There is a wealth of advice regarding caring for your poultry, but we can give you a few pointers here.




Chicken houses come in all different shapes and sizes.  You can use an old garden shed  or make your own coop.  The roof should be covered with a proprietory felting to protect from bad weather.  The wood should be proofed also.

The hens need a roosting pole to perch on at night.  (one young client suggested the hens looked like they were in bunk beds!). A rounded pole is better for the hens feet to grip on.

It is good to have a window,  with mesh rather than perspex, for better ventilation. The window should be away from the prevailing wind, though.

A removable droppings board under the perch can help mucking out, which should be done weekly.

Wood shavings make good bedding for the floor of the hen house, as they is less likely to harbour parasites.

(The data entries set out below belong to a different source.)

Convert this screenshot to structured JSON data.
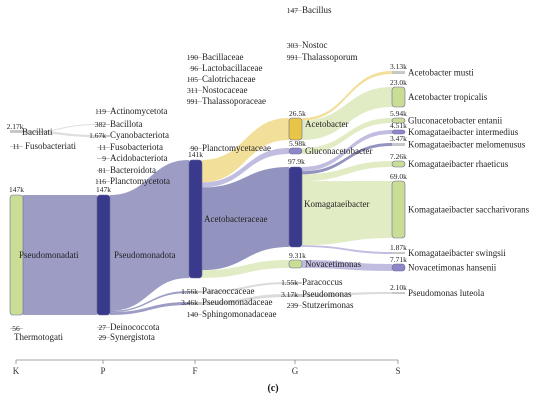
{
  "chart_data": {
    "type": "sankey",
    "caption": "(c)",
    "axis_labels": [
      "K",
      "P",
      "F",
      "G",
      "S"
    ],
    "nodes": [
      {
        "id": "K:Pseudomonadati",
        "name": "Pseudomonadati",
        "value": "147k",
        "color": "#c9dd94"
      },
      {
        "id": "K:Bacillati",
        "name": "Bacillati",
        "value": "2.17k",
        "color": "#8a7a2a"
      },
      {
        "id": "K:Fusobacteriati",
        "name": "Fusobacteriati",
        "value": "11",
        "color": "#999999"
      },
      {
        "id": "K:Thermotogati",
        "name": "Thermotogati",
        "value": "56",
        "color": "#999999"
      },
      {
        "id": "P:Pseudomonadota",
        "name": "Pseudomonadota",
        "value": "147k",
        "color": "#3a3a8c"
      },
      {
        "id": "P:Actinomycetota",
        "name": "Actinomycetota",
        "value": "119",
        "color": "#999999"
      },
      {
        "id": "P:Bacillota",
        "name": "Bacillota",
        "value": "382",
        "color": "#999999"
      },
      {
        "id": "P:Cyanobacteriota",
        "name": "Cyanobacteriota",
        "value": "1.67k",
        "color": "#999999"
      },
      {
        "id": "P:Fusobacteriota",
        "name": "Fusobacteriota",
        "value": "11",
        "color": "#999999"
      },
      {
        "id": "P:Acidobacteriota",
        "name": "Acidobacteriota",
        "value": "9",
        "color": "#999999"
      },
      {
        "id": "P:Bacteroidota",
        "name": "Bacteroidota",
        "value": "81",
        "color": "#999999"
      },
      {
        "id": "P:Planctomycetota",
        "name": "Planctomycetota",
        "value": "116",
        "color": "#999999"
      },
      {
        "id": "P:Deinococcota",
        "name": "Deinococcota",
        "value": "27",
        "color": "#999999"
      },
      {
        "id": "P:Synergistota",
        "name": "Synergistota",
        "value": "29",
        "color": "#999999"
      },
      {
        "id": "F:Acetobacteraceae",
        "name": "Acetobacteraceae",
        "value": "141k",
        "color": "#3a3a8c"
      },
      {
        "id": "F:Bacillaceae",
        "name": "Bacillaceae",
        "value": "190",
        "color": "#999999"
      },
      {
        "id": "F:Lactobacillaceae",
        "name": "Lactobacillaceae",
        "value": "96",
        "color": "#999999"
      },
      {
        "id": "F:Calotrichaceae",
        "name": "Calotrichaceae",
        "value": "105",
        "color": "#999999"
      },
      {
        "id": "F:Nostocaceae",
        "name": "Nostocaceae",
        "value": "311",
        "color": "#999999"
      },
      {
        "id": "F:Thalassoporaceae",
        "name": "Thalassoporaceae",
        "value": "991",
        "color": "#999999"
      },
      {
        "id": "F:Planctomycetaceae",
        "name": "Planctomycetaceae",
        "value": "90",
        "color": "#999999"
      },
      {
        "id": "F:Paracoccaceae",
        "name": "Paracoccaceae",
        "value": "1.56k",
        "color": "#3a3a8c"
      },
      {
        "id": "F:Pseudomonadaceae",
        "name": "Pseudomonadaceae",
        "value": "3.46k",
        "color": "#3a3a8c"
      },
      {
        "id": "F:Sphingomonadaceae",
        "name": "Sphingomonadaceae",
        "value": "140",
        "color": "#999999"
      },
      {
        "id": "G:Bacillus",
        "name": "Bacillus",
        "value": "147",
        "color": "#999999"
      },
      {
        "id": "G:Nostoc",
        "name": "Nostoc",
        "value": "303",
        "color": "#999999"
      },
      {
        "id": "G:Thalassoporum",
        "name": "Thalassoporum",
        "value": "991",
        "color": "#999999"
      },
      {
        "id": "G:Acetobacter",
        "name": "Acetobacter",
        "value": "26.5k",
        "color": "#e8c547"
      },
      {
        "id": "G:Gluconacetobacter",
        "name": "Gluconacetobacter",
        "value": "5.98k",
        "color": "#8e86c6"
      },
      {
        "id": "G:Komagataeibacter",
        "name": "Komagataeibacter",
        "value": "97.9k",
        "color": "#3a3a8c"
      },
      {
        "id": "G:Novacetimonas",
        "name": "Novacetimonas",
        "value": "9.31k",
        "color": "#c9dd94"
      },
      {
        "id": "G:Paracoccus",
        "name": "Paracoccus",
        "value": "1.55k",
        "color": "#999999"
      },
      {
        "id": "G:Pseudomonas",
        "name": "Pseudomonas",
        "value": "3.17k",
        "color": "#999999"
      },
      {
        "id": "G:Stutzerimonas",
        "name": "Stutzerimonas",
        "value": "239",
        "color": "#999999"
      },
      {
        "id": "S:Acetobacter musti",
        "name": "Acetobacter musti",
        "value": "3.13k",
        "color": "#e8c547"
      },
      {
        "id": "S:Acetobacter tropicalis",
        "name": "Acetobacter tropicalis",
        "value": "23.0k",
        "color": "#c9dd94"
      },
      {
        "id": "S:Gluconacetobacter entanii",
        "name": "Gluconacetobacter entanii",
        "value": "5.94k",
        "color": "#c9dd94"
      },
      {
        "id": "S:Komagataeibacter intermedius",
        "name": "Komagataeibacter intermedius",
        "value": "4.51k",
        "color": "#8e86c6"
      },
      {
        "id": "S:Komagataeibacter melomenusus",
        "name": "Komagataeibacter melomenusus",
        "value": "3.47k",
        "color": "#3a3a8c"
      },
      {
        "id": "S:Komagataeibacter rhaeticus",
        "name": "Komagataeibacter rhaeticus",
        "value": "7.26k",
        "color": "#c9dd94"
      },
      {
        "id": "S:Komagataeibacter saccharivorans",
        "name": "Komagataeibacter saccharivorans",
        "value": "69.0k",
        "color": "#c9dd94"
      },
      {
        "id": "S:Komagataeibacter swingsii",
        "name": "Komagataeibacter swingsii",
        "value": "1.87k",
        "color": "#8e86c6"
      },
      {
        "id": "S:Novacetimonas hansenii",
        "name": "Novacetimonas hansenii",
        "value": "7.71k",
        "color": "#8e86c6"
      },
      {
        "id": "S:Pseudomonas luteola",
        "name": "Pseudomonas luteola",
        "value": "2.10k",
        "color": "#999999"
      }
    ],
    "links": [
      {
        "source": "K:Pseudomonadati",
        "target": "P:Pseudomonadota",
        "value": 147000
      },
      {
        "source": "K:Bacillati",
        "target": "P:Cyanobacteriota",
        "value": 1670
      },
      {
        "source": "K:Bacillati",
        "target": "P:Bacillota",
        "value": 382
      },
      {
        "source": "P:Pseudomonadota",
        "target": "F:Acetobacteraceae",
        "value": 141000
      },
      {
        "source": "P:Pseudomonadota",
        "target": "F:Paracoccaceae",
        "value": 1560
      },
      {
        "source": "P:Pseudomonadota",
        "target": "F:Pseudomonadaceae",
        "value": 3460
      },
      {
        "source": "F:Acetobacteraceae",
        "target": "G:Acetobacter",
        "value": 26500
      },
      {
        "source": "F:Acetobacteraceae",
        "target": "G:Gluconacetobacter",
        "value": 5980
      },
      {
        "source": "F:Acetobacteraceae",
        "target": "G:Komagataeibacter",
        "value": 97900
      },
      {
        "source": "F:Acetobacteraceae",
        "target": "G:Novacetimonas",
        "value": 9310
      },
      {
        "source": "F:Paracoccaceae",
        "target": "G:Paracoccus",
        "value": 1550
      },
      {
        "source": "F:Pseudomonadaceae",
        "target": "G:Pseudomonas",
        "value": 3170
      },
      {
        "source": "G:Acetobacter",
        "target": "S:Acetobacter musti",
        "value": 3130
      },
      {
        "source": "G:Acetobacter",
        "target": "S:Acetobacter tropicalis",
        "value": 23000
      },
      {
        "source": "G:Gluconacetobacter",
        "target": "S:Gluconacetobacter entanii",
        "value": 5940
      },
      {
        "source": "G:Komagataeibacter",
        "target": "S:Komagataeibacter intermedius",
        "value": 4510
      },
      {
        "source": "G:Komagataeibacter",
        "target": "S:Komagataeibacter melomenusus",
        "value": 3470
      },
      {
        "source": "G:Komagataeibacter",
        "target": "S:Komagataeibacter rhaeticus",
        "value": 7260
      },
      {
        "source": "G:Komagataeibacter",
        "target": "S:Komagataeibacter saccharivorans",
        "value": 69000
      },
      {
        "source": "G:Komagataeibacter",
        "target": "S:Komagataeibacter swingsii",
        "value": 1870
      },
      {
        "source": "G:Novacetimonas",
        "target": "S:Novacetimonas hansenii",
        "value": 7710
      },
      {
        "source": "G:Pseudomonas",
        "target": "S:Pseudomonas luteola",
        "value": 2100
      }
    ]
  }
}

A small area for nest boxes can be built on the side of the hen house.  Nest boxes can be lined with clean straw, changed frequently.  Hens prefer to lay in quiet areas, so nest boxes are ideal.

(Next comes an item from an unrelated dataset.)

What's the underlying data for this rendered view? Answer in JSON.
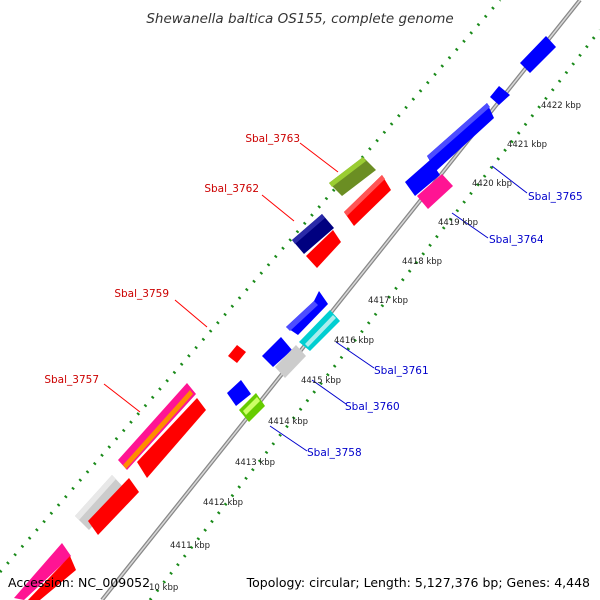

Layers pellets are widely available from agricultural stores.  Chick crumbs should be fed to young birds, up to 8 weeks old. As they get bigger, growers pellets can be used until they start laying, when they will need to go on to Layers pellets.  This normally has a 14-16% protein ration, needed for good egg production.  Also, shell and grit should be available in a small feeder as an extra for laying hens, to help good shell quality.

Water should be given fresh every day.

Drinkers and feeders area available from many local wholesalers.